Pabst plädierte für mehr Zusammenarbeit auch zwischen Streaming-Plattformen. Produktionen seien in Deutschland zu teuer. Um Koproduktionen zu refinanzieren, solle man kürzere Ausstrahlungsfenster für alle Mitproduzenten einräumen. Synergieeffekte versuche seine Sender-Gruppe nun mit MediaForEurope umzusetzen, dem niederländischen Unternehmen, das von der italienischen Holding Fininvest kontrolliert wird und vor allem in Italien und Spanien Privatfernsehprogramme anbietet. Diese Zusammenarbeit betreffe jedoch in erster Linie Verwaltungsangelegenheiten, bestätigte Katharina Behrends, General Manager für Deutschland, Österreich und die Schweiz bei MediaForEurope. Seit Juni 2023 ist sie auch Mitglied des Aufsichtsrats der ProSiebenSat.1 Media SE. Programmautonomie müsse immer lokal in den Märkten bleiben. Sie forderte allerdings eine Angleichung der Messsysteme in den einzelnen Ländern, die wichtig für die Werbeplatzierungen seien. Um Vergleichbarkeit zu schaffen, müsse sich das ändern, sagte Behrends.

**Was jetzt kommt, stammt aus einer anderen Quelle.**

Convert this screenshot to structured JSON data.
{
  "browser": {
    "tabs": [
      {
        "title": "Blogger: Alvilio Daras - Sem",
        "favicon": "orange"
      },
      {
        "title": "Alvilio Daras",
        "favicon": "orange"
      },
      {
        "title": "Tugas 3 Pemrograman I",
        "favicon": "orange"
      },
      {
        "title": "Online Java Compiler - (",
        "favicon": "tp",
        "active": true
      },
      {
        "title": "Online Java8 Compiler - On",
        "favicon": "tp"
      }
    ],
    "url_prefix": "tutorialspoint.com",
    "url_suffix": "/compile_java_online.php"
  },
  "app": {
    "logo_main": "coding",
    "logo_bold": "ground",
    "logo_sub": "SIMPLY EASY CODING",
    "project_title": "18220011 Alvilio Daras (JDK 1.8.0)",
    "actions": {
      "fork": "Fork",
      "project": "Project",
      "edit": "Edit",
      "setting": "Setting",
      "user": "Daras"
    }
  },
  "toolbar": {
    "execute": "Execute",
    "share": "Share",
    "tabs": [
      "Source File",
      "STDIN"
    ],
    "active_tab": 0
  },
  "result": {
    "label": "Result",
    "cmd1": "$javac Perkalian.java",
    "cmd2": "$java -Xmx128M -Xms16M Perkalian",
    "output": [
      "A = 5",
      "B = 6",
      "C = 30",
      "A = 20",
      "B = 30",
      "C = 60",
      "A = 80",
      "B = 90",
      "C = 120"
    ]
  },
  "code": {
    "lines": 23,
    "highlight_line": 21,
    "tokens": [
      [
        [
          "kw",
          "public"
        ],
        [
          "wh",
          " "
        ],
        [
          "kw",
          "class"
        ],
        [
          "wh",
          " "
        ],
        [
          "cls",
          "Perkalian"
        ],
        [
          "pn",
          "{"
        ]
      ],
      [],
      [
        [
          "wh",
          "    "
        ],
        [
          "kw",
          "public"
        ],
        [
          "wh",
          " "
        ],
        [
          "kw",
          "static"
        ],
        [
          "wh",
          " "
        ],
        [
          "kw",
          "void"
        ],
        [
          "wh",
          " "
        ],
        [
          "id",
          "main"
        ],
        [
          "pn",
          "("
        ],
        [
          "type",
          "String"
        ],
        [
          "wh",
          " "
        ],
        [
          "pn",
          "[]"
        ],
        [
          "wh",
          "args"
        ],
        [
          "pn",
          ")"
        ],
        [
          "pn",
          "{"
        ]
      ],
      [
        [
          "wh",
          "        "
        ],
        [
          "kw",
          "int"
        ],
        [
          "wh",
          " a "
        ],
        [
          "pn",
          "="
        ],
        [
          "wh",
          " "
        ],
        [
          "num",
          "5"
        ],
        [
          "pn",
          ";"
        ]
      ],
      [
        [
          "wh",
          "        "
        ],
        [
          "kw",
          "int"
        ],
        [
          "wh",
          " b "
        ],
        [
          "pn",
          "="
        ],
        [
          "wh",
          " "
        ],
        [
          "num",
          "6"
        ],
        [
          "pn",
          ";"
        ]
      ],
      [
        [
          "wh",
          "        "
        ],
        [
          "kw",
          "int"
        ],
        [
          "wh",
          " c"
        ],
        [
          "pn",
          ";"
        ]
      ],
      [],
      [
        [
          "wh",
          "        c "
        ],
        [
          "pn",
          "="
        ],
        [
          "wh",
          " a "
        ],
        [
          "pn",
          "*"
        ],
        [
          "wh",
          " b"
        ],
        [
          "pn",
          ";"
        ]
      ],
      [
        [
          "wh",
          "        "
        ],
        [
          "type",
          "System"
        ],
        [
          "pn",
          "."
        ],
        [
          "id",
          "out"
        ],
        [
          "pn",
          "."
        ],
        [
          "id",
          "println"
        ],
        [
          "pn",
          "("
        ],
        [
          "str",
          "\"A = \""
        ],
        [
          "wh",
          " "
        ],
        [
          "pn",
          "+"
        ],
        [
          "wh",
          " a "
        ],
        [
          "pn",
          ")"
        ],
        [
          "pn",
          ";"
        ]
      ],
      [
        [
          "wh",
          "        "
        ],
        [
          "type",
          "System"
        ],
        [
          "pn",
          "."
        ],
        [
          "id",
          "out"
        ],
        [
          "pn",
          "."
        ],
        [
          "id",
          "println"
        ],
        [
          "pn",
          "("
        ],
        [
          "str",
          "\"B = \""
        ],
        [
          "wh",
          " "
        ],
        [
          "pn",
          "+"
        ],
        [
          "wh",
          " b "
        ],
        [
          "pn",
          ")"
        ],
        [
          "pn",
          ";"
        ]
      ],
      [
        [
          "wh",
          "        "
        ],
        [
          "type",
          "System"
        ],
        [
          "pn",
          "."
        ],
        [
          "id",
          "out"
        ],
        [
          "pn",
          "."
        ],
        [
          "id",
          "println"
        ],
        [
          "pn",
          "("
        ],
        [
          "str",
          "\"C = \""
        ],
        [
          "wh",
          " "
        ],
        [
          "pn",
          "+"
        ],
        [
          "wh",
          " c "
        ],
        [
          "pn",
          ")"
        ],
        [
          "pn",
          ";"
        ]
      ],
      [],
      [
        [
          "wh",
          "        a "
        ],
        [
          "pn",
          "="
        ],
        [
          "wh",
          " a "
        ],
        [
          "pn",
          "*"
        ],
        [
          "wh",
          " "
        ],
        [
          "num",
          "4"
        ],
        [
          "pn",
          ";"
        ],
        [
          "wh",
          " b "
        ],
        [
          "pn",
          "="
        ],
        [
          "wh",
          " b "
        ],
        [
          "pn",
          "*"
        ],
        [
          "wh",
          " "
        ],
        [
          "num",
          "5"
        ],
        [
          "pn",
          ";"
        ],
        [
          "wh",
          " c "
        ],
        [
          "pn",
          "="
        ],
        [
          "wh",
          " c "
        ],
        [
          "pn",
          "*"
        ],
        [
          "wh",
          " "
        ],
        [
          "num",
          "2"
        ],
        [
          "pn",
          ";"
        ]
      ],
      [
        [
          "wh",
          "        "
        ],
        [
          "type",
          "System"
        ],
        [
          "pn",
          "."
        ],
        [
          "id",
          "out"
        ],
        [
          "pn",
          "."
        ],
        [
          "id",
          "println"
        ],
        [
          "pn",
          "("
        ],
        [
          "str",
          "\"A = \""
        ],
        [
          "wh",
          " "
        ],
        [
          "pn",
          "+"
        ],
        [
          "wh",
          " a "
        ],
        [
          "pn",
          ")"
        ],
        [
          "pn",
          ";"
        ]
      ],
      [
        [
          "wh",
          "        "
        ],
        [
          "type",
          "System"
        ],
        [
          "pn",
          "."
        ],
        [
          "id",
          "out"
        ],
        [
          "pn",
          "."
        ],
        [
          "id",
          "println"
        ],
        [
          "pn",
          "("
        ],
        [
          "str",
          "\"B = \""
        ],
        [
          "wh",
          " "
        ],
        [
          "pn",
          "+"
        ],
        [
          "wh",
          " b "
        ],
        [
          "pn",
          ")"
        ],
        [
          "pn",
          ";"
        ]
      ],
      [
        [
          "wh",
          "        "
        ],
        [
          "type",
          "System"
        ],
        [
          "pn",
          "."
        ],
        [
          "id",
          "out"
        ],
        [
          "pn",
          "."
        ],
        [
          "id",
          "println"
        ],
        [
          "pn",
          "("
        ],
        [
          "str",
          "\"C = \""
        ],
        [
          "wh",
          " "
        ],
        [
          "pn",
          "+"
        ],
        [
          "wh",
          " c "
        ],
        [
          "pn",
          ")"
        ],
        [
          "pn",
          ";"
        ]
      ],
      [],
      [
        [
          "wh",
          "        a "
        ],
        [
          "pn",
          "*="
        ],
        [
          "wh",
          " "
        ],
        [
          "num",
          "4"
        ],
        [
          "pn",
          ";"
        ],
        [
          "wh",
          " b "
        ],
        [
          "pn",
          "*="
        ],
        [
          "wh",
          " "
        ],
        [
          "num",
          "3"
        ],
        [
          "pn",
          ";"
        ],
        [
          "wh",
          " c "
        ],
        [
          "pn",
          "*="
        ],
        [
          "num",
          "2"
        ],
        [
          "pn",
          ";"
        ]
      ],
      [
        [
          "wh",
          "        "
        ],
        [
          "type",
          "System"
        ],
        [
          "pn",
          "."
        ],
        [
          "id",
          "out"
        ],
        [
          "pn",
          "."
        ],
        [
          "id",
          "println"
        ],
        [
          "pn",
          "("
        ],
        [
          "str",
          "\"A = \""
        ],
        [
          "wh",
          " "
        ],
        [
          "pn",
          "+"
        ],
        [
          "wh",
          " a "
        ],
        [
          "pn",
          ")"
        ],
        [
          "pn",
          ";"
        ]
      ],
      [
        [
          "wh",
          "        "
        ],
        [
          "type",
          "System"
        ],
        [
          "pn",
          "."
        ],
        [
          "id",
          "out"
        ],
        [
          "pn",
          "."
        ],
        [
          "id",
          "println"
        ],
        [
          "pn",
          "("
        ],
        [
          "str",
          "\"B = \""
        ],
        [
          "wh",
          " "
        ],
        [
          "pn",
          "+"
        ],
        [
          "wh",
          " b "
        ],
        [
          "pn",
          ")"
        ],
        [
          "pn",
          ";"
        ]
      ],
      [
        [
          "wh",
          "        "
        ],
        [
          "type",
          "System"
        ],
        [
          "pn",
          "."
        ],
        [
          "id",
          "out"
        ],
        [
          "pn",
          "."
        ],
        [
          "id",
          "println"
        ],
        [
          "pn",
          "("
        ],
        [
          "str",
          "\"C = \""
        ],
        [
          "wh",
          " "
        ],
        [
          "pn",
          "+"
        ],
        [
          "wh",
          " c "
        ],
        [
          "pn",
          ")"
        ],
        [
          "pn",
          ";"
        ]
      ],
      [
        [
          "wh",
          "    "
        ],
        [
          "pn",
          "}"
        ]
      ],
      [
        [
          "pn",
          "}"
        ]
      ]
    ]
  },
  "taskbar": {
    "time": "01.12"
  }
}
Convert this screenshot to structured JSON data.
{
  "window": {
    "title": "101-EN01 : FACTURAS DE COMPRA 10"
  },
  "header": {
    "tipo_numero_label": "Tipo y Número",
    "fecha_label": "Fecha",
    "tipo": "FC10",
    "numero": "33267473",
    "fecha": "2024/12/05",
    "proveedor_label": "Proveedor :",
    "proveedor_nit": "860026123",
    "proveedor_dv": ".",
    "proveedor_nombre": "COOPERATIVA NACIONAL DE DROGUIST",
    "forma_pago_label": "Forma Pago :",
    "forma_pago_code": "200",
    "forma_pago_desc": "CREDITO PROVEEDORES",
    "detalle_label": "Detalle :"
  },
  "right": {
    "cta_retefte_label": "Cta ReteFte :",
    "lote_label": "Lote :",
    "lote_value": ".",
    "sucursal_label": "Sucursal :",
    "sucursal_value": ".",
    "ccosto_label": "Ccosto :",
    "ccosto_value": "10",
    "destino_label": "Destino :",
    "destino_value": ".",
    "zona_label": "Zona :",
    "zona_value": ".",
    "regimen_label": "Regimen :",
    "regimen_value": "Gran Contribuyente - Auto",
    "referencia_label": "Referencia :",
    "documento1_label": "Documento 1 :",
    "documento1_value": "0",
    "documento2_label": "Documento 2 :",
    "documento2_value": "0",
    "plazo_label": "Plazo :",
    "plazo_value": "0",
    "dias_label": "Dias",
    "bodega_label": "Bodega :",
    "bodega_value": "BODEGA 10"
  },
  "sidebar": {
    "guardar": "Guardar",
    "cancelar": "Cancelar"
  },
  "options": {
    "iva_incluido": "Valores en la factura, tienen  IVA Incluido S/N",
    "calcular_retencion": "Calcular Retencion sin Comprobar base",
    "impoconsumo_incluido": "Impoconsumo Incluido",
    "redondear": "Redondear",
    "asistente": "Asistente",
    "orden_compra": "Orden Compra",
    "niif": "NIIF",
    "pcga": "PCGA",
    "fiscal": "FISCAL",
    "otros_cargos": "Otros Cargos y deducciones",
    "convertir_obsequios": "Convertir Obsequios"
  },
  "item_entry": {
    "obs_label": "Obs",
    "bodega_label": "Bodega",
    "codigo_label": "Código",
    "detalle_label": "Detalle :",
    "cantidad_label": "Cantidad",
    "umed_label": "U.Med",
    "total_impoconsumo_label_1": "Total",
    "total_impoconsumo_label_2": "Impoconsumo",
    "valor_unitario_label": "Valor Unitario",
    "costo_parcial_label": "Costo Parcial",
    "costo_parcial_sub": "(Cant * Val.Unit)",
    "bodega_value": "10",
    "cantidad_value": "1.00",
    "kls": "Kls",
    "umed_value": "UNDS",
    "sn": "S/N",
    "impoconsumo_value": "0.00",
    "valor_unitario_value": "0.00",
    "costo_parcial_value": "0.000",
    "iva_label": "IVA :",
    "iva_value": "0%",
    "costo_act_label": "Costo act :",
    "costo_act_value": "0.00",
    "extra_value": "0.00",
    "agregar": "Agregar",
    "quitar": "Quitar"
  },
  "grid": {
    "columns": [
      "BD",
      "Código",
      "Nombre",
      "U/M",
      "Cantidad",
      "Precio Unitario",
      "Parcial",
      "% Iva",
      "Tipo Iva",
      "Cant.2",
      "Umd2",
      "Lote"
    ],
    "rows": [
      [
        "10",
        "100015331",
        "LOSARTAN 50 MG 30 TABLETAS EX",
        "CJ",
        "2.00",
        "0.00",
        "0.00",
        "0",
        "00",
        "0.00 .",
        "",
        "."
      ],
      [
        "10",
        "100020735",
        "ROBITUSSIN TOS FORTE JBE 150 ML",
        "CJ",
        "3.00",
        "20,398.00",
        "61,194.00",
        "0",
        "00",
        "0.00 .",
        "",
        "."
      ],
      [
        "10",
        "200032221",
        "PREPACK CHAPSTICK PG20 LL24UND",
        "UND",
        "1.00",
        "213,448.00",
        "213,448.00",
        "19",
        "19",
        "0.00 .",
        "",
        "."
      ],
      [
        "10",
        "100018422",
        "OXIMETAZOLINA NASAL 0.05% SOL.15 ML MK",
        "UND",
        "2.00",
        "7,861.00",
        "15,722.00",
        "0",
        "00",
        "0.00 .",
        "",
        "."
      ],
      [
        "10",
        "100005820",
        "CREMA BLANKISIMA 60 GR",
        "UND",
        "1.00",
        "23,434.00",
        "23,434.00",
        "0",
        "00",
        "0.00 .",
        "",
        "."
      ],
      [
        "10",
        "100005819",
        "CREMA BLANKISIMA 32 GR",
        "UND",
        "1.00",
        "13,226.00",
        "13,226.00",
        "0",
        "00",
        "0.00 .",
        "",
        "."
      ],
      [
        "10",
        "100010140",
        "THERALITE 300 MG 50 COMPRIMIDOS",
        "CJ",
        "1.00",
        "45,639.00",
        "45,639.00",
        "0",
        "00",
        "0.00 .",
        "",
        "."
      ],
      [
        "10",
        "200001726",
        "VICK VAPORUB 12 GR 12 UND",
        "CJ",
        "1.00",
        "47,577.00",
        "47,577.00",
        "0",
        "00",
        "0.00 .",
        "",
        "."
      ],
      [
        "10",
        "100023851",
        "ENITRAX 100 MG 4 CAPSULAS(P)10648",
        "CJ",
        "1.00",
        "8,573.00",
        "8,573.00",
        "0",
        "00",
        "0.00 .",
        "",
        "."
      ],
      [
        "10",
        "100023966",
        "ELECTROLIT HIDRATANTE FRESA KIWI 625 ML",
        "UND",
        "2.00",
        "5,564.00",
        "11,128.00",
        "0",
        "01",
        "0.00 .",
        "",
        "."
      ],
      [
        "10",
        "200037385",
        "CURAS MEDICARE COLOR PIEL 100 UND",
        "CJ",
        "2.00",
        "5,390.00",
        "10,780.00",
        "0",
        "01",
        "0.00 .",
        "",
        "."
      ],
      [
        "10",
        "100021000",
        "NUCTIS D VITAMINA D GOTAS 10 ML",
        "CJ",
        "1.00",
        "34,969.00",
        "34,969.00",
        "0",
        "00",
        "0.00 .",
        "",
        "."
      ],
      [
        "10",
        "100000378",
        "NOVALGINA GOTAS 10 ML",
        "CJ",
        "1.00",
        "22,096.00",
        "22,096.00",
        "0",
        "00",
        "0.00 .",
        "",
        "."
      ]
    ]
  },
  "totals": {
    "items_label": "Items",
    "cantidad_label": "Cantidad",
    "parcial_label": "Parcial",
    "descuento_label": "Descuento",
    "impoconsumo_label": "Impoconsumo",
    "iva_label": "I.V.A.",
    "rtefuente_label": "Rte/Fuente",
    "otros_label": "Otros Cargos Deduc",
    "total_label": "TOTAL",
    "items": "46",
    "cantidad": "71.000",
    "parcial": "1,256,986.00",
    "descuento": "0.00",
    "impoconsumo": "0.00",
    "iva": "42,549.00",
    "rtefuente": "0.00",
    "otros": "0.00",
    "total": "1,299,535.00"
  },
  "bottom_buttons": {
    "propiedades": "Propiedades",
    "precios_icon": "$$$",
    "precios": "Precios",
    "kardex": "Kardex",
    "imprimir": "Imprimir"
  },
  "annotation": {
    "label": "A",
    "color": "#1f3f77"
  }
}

Andreas Briese, Regional Director bei YouTube, erklärte, warum sich die Video-Plattform von eigens produzierten Inhalten verabschiedet hat: „Die Strategie für YouTube Premium hat sich verändert. Wir setzen jetzt auf Werbefreiheit.“ Regionalität spiele aber auch für sein Unternehmen eine große Rolle: Neun der zehn meistgesehenen Videos in Deutschland stammten von deutschen YouTubern, obwohl die Plattform ja weltumspannend sei. Das Ziel sei in Zukunft nicht, eine Alternative zu Sendern und Streamern zu sein, sondern eine Plattform für alle Inhalte und Formate. Briese verwies zudem auf die Fan-Communities, die sich zu etablierten Medienformaten auf YouTube entwickelt haben.